I watched your performance at the MediaTeca di Santa Teresa in Milan as part of the series of meetings organised by Maria Grazia Mattei called "Meet the media guru"... and I'd like to ask you if you feel like a guru? What does it mean to be a media guru? What do you think led to you being defined a media guru?
I definitely do not feel like a guru. I think the title is silly, for starters; I am just another mid-career artist. I have been practicing electronic media arts for barely a decade and I hardly think this is qualifications to be a "guru". I also know people who are much more significant and long-lived in the electronic arts, like Toshio Iwai, who deserve the title more than I do.
Do you feel more like a technical experimenter or an artist? when did you realise you were one and/or the other?
I am an artist. I use computer technologies, which means that I have to make experiments in order to find the best means of expressing my ideas. Often my work involves research that requires the invention or creation of entirely new technologies. That is certainly a sort of scientific or engineering research, but it is in the service of an artistic concept. Call that what you want.
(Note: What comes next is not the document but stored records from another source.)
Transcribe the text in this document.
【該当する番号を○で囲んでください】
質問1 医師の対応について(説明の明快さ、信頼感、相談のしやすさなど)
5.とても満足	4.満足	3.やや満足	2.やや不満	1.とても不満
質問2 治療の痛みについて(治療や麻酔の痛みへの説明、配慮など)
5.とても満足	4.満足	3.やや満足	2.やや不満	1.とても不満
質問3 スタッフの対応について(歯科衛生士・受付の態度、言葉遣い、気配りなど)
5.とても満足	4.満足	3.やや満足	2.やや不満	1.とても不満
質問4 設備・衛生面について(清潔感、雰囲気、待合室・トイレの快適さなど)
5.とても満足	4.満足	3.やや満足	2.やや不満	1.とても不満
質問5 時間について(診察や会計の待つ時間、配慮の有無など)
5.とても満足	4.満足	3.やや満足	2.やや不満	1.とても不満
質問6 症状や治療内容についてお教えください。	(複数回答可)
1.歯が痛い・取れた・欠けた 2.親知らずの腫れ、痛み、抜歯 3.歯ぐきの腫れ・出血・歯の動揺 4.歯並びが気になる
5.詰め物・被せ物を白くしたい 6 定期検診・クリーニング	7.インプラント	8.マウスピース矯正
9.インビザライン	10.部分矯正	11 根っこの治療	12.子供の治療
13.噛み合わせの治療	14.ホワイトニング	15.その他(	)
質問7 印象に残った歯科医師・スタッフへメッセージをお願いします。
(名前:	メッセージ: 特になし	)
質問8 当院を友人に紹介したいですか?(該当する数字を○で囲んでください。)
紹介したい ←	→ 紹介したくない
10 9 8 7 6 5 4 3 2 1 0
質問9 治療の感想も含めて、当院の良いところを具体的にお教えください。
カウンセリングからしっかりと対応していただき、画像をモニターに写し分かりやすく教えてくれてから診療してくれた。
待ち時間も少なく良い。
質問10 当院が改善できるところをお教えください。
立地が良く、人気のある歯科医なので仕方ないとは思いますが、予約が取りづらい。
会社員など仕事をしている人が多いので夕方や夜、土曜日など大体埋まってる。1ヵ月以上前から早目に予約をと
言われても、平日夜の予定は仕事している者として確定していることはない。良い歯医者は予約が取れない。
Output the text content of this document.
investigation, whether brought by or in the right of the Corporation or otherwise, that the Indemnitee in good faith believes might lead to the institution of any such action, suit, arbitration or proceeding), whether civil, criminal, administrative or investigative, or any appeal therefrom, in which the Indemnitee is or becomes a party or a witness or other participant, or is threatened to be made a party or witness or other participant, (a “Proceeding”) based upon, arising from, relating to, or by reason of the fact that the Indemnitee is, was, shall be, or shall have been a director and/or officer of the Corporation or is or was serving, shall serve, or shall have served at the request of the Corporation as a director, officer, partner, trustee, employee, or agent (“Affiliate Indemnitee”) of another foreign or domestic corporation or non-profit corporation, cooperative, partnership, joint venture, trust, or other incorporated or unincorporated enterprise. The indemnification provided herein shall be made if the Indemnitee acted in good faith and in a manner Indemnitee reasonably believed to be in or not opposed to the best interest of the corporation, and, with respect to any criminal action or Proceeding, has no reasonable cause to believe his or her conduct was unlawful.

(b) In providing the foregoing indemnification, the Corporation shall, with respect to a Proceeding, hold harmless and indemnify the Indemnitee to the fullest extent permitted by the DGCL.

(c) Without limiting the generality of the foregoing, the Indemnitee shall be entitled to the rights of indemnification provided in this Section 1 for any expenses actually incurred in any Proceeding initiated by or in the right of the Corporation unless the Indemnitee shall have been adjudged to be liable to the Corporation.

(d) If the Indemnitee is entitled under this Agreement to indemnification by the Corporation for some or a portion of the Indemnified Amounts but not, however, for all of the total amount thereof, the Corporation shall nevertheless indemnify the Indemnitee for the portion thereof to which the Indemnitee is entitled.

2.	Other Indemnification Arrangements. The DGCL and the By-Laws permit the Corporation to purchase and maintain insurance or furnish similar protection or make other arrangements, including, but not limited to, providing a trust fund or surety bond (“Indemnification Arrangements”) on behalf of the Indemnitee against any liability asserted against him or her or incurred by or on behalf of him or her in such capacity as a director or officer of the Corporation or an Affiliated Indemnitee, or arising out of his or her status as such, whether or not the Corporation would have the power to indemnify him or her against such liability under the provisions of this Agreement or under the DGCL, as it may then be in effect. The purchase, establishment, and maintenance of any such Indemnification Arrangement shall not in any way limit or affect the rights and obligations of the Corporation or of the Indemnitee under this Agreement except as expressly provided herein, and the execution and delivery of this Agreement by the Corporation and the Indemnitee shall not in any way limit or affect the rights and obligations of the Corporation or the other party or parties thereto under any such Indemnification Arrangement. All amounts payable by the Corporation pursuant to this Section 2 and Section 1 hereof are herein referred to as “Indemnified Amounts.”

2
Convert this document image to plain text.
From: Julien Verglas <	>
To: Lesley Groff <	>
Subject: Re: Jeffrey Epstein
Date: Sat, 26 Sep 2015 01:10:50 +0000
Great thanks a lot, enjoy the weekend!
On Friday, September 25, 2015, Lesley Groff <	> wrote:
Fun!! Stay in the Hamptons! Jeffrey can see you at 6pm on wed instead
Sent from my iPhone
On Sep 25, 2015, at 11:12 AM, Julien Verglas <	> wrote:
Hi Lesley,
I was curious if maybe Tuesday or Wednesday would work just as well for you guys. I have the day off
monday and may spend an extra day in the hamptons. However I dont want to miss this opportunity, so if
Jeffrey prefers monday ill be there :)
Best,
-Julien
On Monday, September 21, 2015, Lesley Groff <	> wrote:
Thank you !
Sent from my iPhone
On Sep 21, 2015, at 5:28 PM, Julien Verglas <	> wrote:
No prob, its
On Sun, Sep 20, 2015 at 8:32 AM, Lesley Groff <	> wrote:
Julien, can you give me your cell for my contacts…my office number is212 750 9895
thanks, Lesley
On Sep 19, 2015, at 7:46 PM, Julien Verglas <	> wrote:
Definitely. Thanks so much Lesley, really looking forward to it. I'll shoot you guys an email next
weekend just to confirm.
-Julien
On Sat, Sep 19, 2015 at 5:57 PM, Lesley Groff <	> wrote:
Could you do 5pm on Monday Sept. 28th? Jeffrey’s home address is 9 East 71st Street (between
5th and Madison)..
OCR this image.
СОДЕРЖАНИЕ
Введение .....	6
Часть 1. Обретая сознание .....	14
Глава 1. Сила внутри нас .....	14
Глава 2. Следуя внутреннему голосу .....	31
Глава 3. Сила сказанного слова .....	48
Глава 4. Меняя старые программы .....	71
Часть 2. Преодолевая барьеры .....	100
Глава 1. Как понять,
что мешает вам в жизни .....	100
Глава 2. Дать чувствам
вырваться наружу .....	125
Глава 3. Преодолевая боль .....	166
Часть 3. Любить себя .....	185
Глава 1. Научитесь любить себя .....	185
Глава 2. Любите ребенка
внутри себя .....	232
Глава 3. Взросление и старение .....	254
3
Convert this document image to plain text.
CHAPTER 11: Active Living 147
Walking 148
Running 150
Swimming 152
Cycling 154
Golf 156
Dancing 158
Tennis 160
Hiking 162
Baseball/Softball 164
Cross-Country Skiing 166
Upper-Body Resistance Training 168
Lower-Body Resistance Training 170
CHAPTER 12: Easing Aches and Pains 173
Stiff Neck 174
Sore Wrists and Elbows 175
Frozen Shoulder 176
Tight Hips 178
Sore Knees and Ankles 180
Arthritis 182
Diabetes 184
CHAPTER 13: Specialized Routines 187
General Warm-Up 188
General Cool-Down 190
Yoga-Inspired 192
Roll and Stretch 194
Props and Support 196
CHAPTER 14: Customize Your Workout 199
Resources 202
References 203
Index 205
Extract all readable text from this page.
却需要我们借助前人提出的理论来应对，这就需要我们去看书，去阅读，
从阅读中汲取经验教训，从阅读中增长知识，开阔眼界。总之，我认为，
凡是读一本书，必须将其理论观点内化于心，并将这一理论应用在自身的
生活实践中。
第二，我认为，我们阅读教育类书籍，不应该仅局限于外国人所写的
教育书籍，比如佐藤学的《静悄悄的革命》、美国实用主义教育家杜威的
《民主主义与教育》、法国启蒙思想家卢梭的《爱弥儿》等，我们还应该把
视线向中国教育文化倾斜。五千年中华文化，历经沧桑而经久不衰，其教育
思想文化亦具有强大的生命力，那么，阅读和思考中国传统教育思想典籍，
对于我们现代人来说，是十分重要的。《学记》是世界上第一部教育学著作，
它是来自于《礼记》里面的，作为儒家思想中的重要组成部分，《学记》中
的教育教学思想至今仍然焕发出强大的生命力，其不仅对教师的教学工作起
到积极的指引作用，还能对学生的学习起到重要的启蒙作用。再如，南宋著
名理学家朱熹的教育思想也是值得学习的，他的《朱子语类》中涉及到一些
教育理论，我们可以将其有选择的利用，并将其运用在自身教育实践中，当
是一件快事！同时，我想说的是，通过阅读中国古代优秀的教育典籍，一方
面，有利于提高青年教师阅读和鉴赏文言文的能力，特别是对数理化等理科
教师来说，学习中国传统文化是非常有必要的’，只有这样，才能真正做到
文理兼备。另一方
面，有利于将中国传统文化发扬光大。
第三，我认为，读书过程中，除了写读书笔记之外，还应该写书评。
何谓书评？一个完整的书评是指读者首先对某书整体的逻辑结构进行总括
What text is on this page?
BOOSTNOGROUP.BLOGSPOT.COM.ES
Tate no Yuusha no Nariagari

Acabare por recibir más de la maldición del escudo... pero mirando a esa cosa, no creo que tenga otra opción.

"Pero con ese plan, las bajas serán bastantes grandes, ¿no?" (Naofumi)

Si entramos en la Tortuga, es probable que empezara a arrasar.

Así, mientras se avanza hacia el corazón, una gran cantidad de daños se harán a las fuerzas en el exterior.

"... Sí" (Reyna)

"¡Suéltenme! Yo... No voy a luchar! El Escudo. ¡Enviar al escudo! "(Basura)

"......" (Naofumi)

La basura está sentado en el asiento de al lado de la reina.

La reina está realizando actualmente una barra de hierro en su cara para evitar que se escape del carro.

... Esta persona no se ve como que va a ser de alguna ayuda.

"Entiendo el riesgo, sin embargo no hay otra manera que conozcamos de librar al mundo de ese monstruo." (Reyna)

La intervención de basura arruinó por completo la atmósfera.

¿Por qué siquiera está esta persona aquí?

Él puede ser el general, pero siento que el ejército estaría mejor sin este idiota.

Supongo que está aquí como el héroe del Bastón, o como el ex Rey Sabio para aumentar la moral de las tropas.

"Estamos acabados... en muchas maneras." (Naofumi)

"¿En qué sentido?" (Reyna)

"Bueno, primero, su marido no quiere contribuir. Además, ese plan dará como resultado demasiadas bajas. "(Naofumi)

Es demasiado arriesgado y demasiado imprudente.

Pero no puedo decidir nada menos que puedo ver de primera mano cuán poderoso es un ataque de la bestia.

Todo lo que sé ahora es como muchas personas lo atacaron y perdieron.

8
What are you working on at the moment? Can you tell us about your future plans?
At the moment I am working on an artwork which can understand and respond to the facial expressions and eye movements of the people who are observing it.
Does art have the role of driving social development in the knowledge era?
Computing is certainly defining culture in many ways at the moment. My work is intended to show alternative modes of computing, towards less utilitarian and more inspirational ends. I do not think art has a very substantial role in driving social development right now, but that is not a reason to give up trying.
What do creativity and innovation in art mean for you?
I have not yet come to any conclusions about whether it is truly possible for there to be anything "new under the sun"; it is certainly possible to say that every artwork has some sort of influence or precursor. Even so, there is an envelope of ideas which we are able to continue expanding by recombining old ideas and applying the capabilities of new technologies. Artists owe it to themselves to know their history well; when they do, they stand a better chance to know where the edges of the envelope are. I love to see advancements in the field made this way.